En Australie, foyer de certaines des créatures les plus vénéneuses de la planète, des scientifiques ont fait une découverte à partir de venin d’araignée, rapporte The Washington Post. Ils espèrent qu’il pourrait prolonger la vie des cœurs greffés et donner lieu à un nouveau médicament qui aiderait des patients à se remettre d’une crise cardiaque.

Publiée dans le journal Circulation, leur étude explique qu’une protéine, appelée Hi1a, a été identifiée dans le venin des Atracidae –également surnommées «araignées à toile-entonnoir»– présentes sur l’île de Fraser, au large de la côte Est du Queensland. D’après les chercheurs, cette molécule permet l’amélioration de la viabilité des cellules du cœur.

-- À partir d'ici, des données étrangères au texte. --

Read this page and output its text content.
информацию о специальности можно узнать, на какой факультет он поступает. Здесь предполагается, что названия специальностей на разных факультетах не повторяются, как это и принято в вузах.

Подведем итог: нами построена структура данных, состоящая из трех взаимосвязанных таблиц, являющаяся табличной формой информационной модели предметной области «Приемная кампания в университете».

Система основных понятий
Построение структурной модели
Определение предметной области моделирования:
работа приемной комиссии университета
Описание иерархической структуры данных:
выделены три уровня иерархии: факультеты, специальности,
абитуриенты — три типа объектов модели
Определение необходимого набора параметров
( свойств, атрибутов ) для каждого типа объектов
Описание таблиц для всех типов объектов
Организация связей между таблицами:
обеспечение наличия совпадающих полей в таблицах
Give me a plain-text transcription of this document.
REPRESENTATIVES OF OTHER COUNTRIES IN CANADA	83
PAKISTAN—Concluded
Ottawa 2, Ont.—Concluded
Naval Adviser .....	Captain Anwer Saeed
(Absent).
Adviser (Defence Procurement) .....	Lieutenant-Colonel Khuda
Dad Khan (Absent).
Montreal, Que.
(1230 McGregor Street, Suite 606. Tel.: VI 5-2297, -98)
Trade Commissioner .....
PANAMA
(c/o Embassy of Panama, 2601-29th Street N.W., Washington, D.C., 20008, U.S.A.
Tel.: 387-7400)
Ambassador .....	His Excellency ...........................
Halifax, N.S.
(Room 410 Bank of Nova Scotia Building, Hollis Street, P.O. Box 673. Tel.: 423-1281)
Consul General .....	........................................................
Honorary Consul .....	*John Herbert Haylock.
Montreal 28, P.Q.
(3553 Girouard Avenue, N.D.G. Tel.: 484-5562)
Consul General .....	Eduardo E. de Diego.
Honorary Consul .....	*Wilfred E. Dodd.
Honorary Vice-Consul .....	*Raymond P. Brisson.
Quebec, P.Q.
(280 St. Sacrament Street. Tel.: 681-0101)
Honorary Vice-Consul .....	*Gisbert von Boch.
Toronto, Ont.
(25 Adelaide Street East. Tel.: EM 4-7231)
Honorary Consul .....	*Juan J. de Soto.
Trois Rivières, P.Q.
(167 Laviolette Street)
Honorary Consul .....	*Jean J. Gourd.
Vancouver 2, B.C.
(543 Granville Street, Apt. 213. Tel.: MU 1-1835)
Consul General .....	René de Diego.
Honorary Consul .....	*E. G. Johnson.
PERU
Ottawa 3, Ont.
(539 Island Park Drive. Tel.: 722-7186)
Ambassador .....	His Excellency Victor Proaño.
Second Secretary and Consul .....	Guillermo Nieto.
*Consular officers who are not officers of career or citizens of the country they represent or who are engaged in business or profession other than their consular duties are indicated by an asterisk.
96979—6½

Dès lors, elle pourrait être utilisée dans les traitements médicaux après une attaque cardiaque ou lors d’un processus de greffe de cœur.

Une araignée mortelle qui sauve la vie

Les araignées à toile-entonnoir sont considérées par certains scientifiques comme les plus dangereuses au monde. Leurs crocs sont puissants, capables de pénétrer des ongles, et leur venin sert à immobiliser ou tuer leur proie. Lorsqu’une personne est mordue par cette araignée, c’est tout son système nerveux qui est paralysé.

«Bien que des milliers de molécules se trouvent dans [son] venin, une seule est connue pour être capable de tuer l’être humain. Les autres présentent un intérêt particulier pour des nouveaux médicaments potentiels», explique Nathan Palpant, coauteur de l’étude. En effet, lors d’une crise cardiaque, des «signaux mortels» sont envoyés aux cellules du cœur, causant ainsi leur autodestruction. Mais cette protéine Hi1a aurait la capacité d’interrompre ce message qui indique la mort d’une cellule et par conséquent de sauver le plus de tissus cardiaques possible.

«Le problème avec le cœur, c’est qu’il n’a aucune capacité de régénération, précise Glenn King, également coauteur de l’étude. Les victimes peuvent survivre à une crise cardiaque, mais leurs cellules musculaires perdues ne reviendront jamais, donc elles ont un cœur très endommagé. C’est pourquoi sauver le moindre tissu musculaire pendant ou après une crise cardiaque est vraiment très important.»

Les maladies cardio-vasculaires sont la principale cause de décès dans le monde, faisant environ 17,9 millions de morts chaque année, selon l’Organisation mondiale de la santé (OMS). Et plus de quatre décès sur cinq sont dus à des crises cardiaques et à des accidents vasculaires cérébraux. Toujours selon l’OMS, un tiers de ces décès surviennent chez des personnes de moins de 70 ans. «Malgré des décennies de recherche, personne n’a été en mesure de développer un médicament qui arrête le signal de mort dans les cellules cardiaques, ce qui est l’une des raisons pour lesquelles les maladies cardiaques continuent d’être la principale cause de décès dans le monde», affirme Palpant.